Depuis 2009, The Limiñanas creuse le sillon, sans virer de trajectoire, d'un rock intelligent où leurs références musicales et cinématographiques sont les fondations d’une musique qui se renouvelle à chaque album.

The Limiñanas sur scène en juillet 2018
The Limiñanas sur scène en juillet 2018 © Maxppp / Hugo Marie/EPA/Newscom

Shadow People dernier album des Limiñanas sorti en tout début d'année 2018, fait partie de ces albums que l’on remet encore et encore sur la platine. 
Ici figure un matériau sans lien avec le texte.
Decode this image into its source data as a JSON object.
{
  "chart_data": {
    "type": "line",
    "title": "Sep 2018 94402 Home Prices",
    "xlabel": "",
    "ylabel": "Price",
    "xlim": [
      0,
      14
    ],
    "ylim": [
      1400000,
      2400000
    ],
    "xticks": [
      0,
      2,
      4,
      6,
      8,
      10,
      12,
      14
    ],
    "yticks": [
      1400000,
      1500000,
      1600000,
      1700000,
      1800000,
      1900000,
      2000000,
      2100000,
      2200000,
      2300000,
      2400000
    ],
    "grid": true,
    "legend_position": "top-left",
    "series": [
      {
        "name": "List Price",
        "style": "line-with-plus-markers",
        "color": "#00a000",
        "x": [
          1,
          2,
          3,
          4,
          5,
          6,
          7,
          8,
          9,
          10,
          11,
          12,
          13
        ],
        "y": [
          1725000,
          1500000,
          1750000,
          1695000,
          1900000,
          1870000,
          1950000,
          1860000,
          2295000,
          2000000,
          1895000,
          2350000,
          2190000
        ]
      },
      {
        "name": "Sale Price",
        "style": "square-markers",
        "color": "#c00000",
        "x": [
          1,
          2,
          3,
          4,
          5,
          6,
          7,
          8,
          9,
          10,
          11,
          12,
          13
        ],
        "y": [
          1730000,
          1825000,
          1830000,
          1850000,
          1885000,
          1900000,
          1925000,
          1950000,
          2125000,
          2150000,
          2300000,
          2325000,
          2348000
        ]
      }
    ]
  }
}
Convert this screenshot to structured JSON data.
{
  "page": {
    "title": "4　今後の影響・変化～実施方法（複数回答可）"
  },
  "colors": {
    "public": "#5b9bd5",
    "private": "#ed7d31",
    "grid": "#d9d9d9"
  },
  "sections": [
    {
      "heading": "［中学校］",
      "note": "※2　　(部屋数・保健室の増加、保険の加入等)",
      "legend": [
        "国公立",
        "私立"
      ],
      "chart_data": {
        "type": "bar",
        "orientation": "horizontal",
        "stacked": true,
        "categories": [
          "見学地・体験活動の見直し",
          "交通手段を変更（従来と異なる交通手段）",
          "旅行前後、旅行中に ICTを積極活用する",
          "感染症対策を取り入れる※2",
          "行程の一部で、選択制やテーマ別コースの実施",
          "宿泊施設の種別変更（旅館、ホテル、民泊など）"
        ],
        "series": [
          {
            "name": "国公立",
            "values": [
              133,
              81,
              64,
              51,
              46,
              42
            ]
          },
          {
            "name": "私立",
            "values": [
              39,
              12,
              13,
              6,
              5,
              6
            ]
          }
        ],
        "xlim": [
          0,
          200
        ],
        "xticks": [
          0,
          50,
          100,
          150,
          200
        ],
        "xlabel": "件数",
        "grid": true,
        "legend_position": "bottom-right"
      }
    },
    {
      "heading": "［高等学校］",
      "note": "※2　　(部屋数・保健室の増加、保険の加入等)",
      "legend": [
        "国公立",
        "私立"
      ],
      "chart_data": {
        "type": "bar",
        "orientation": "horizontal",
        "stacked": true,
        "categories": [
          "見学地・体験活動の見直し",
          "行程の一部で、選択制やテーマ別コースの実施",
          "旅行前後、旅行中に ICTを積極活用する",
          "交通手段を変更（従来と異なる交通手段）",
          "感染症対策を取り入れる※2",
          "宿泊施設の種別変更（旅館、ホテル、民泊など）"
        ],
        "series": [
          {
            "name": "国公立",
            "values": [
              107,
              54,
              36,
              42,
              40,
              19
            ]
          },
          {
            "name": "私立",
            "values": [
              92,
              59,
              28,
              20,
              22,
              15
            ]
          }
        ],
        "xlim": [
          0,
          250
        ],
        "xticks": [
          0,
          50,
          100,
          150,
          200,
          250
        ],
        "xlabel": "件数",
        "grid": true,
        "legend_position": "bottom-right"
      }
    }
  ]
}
Leurs premiers pas discographiques ont eu lieu en dehors de chez nous, chez les Amerlocks. Depuis qu’ils ont rejoint un label français (Because), The Limiñanas ont mis les pieds dans un starter qui leur a permis de sortir enfin au grand jour. 

Lionel (guitare/basse) et Marie (batterie/percus), ont fondé ce groupe en 2009, après avoir été des activistes du rock garage de leur région d’origine. En fonction de leur projet, le groupe s’agrandit. Une créativité à géométrie variable, qui oblige à créer un écrin pour chaque chanson, hypnotique souvent, et anticonformiste tout le temps. 

Pour ce nouvel album, The Limiñanas sont allés enregistrer à Berlin chez Anton Newcombe (Brian Jonestown Massacre) qui pousse de la voix sur "Istanbul Is Sleepy",  notons aussi la participation d'Emmanuelle Seigner sur "Shadow People", de Bertrand Belin sur "Dimanche", et Peter Hook sur "The Gift". Faire ce que l’on veut, sans se soucier des règles de ce métier a du bon. The Limiñanas en sont la preuve.